Check out this brief article in the New York Times about bullies in the workplace, their strategies and the toll they take on individuals and the productivity of the organizations they work for. In response to this article’s request to hear stories of workplace bullying, there are 466 comments, and they’re still being posted this morning as I write. (Don’t miss comment #53 from Liz, an attorney and Army Reservist who said she has Post-Traumatic Stress Disorder not from her tour of duty in Iraq, but rather from her civililan job!) I read the first one hundred comments, and have noticed some interesting themes:
- While careers in medicine and the law are heavily represented in the incidents reported here, the academic workplace is specifically mentioned in ten out of the first 100 complaints: see comments 2, 17, 25, 30, 44, 55, 64, 70, 86, and 96. Yep, folks, read ’em and weep: Chairs bullying junior faculty, Deans bullying tenured faculty, professors bullying students, and in one case, students bullying a professor, so there’s something for everyone.

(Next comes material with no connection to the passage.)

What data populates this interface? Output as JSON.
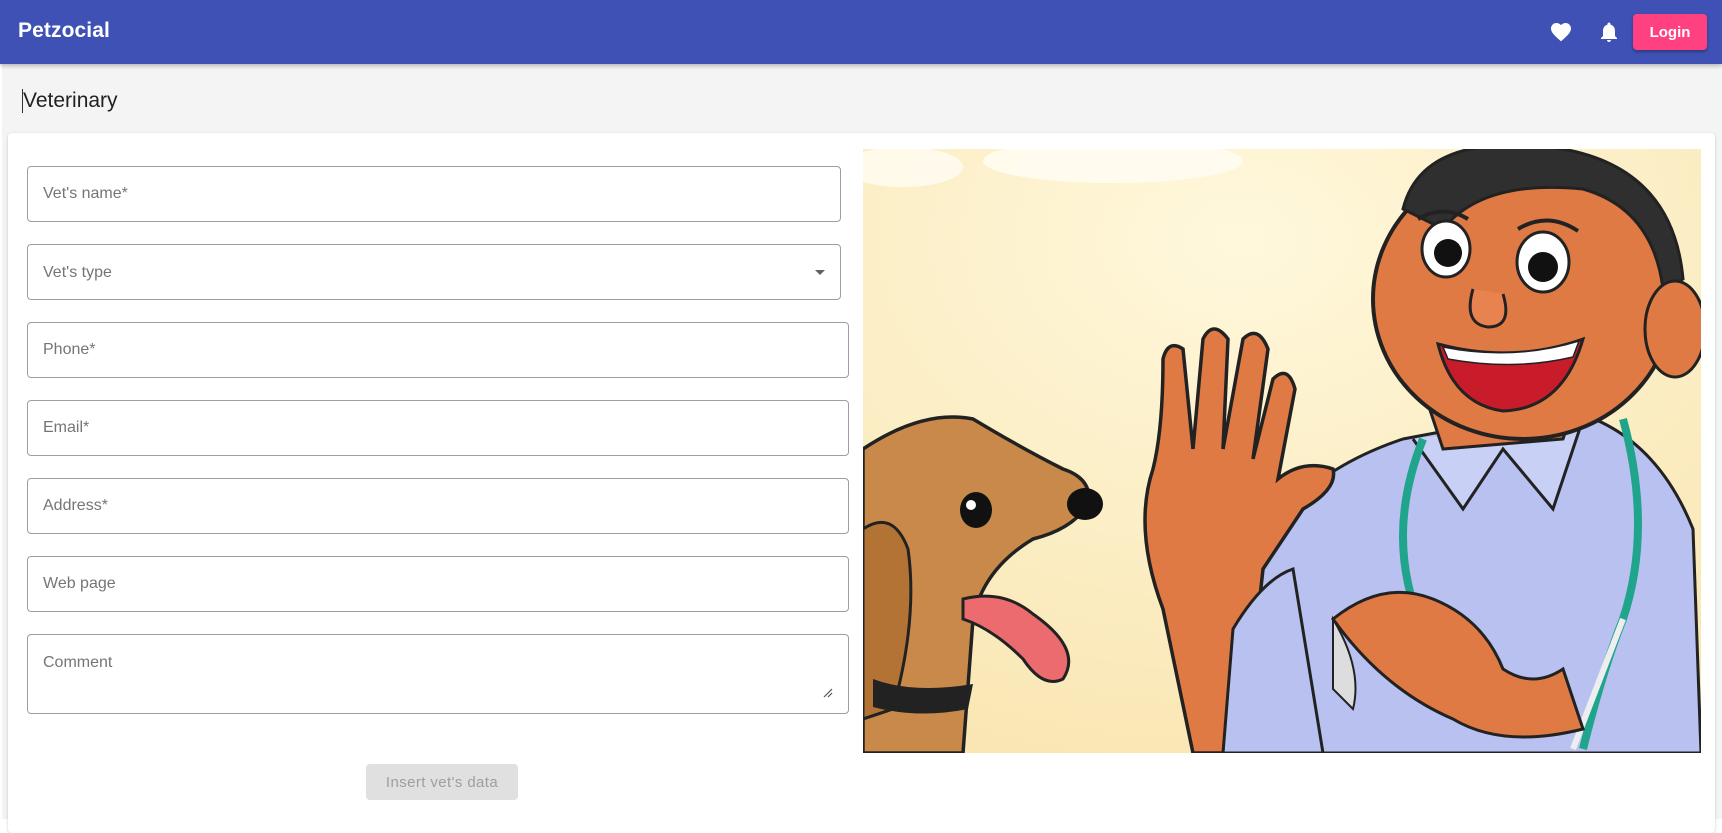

- The article notes that “a large share of the problem involves women victimizing women. The Zogby survey showed that 40 percent of workplace bullies are women,” and the comments bear this out. Comment 55 from Dana, a graduate student, writes that the faculty member making her life miserable “was awarded her doctorate in the late 1960s, when women had a tougher go of it in higher education. I’m convinced through my experience with her and others that that generation of feminists approach their careers with a grand chip on their shoulders – and take it out on those of us who came in through the next feminist wave of a decade later.”
- Just looking at the syntax and writing style of the comments, you can see the toll that workplace bullying takes on people. So many of the comments are in all lower-case letters (people reporting bullying seem to refer to themselves as “i” instead of “I”), and they are full of run-on sentences. I couldn’t read more than 100–my guts were churning and bile was rising in my throat, and there’s only so much rank injustice that a girl can take on a sunny, spring morning!
- There are a few commenters who try to jolly the others out of their misery (“try making friends!”), and others who claim that bullying victims are just whiners who can’t take criticism. But, those reactions seem naive on the one hand, and cruel on the other. The clear lesson is that people who are being bullied need to leave those jobs in order to preserve whatever’s left of their health and sanity.
On the question of women bullying other women: I don’t think it’s fair at all to tar a whole generation with that brush–after all, some of the most supportive, nurturing people who have mentored me and many other junior women are from that generation. Until fairly recently, it was only that generation of women faculty who were senior enough to engage in bullying. Sadly, Historiann is familiar with women bullying women–it was considered not a bug, but rather a feature of her former department. The bullying women were “useful idiots” who could be relied on to police junior women; the senior men could then hide behind their skirts and deny that gender bias was an issue. I don’t think this kind of behavior can be pinned on the generation of women who earned their degrees in the 60s and 70s–I’ve seen it in people whose degrees are from the 1980s and 1990s, too. The critical issue is power, not generation, and most regular faculty with 1990s Ph.D.’s are tenured now and therefore have at least a small purchase on power and influence in their departments.
The one advantage that academics have over people in other lines of work is that bullies aren’t as able to affect our prospects for other employment the way that bullying bosses in private industry can. If we keep publishing and maintain connections with supportive scholars outside of our institutions, we can get out of a bad job. We don’t need letters of recommendation from our department chairs–if you’re an Assistant Professor, a letter from a supportive Associate Professor will do nicely to testify implicitly, if not explicitly, that you’re not a troublemaking malcontent but rather an excellent colleage with limitless potential. The only exception to this is if your bully happens to be someone of importance in your field–but this is probably unusual: by definition, people who are important in their field spend their time writing books, working with students, and hobnobbing at conferences with other people important in their field. In general, they don’t have the time, let alone the inclination, to try to mess with someone else’s career. In my experience, the bullies weren’t exactly the brightest bulbs in the chandelier, to put it charitably. They weren’t terribly productive scholars or successful teachers, which is probably why they felt so intimidated by smart young things who were clearly going places. So, they chose to make their post-tenure careers as hall monitors rather than as scholars.
Et vous, mes amis? Any thoughts as to why the groves of academe are such fertile fields for bullies? (Or, conversely, why academics are such thin-skinned, overly sensistive complainers?) Do you have your own stories to share? Discuss.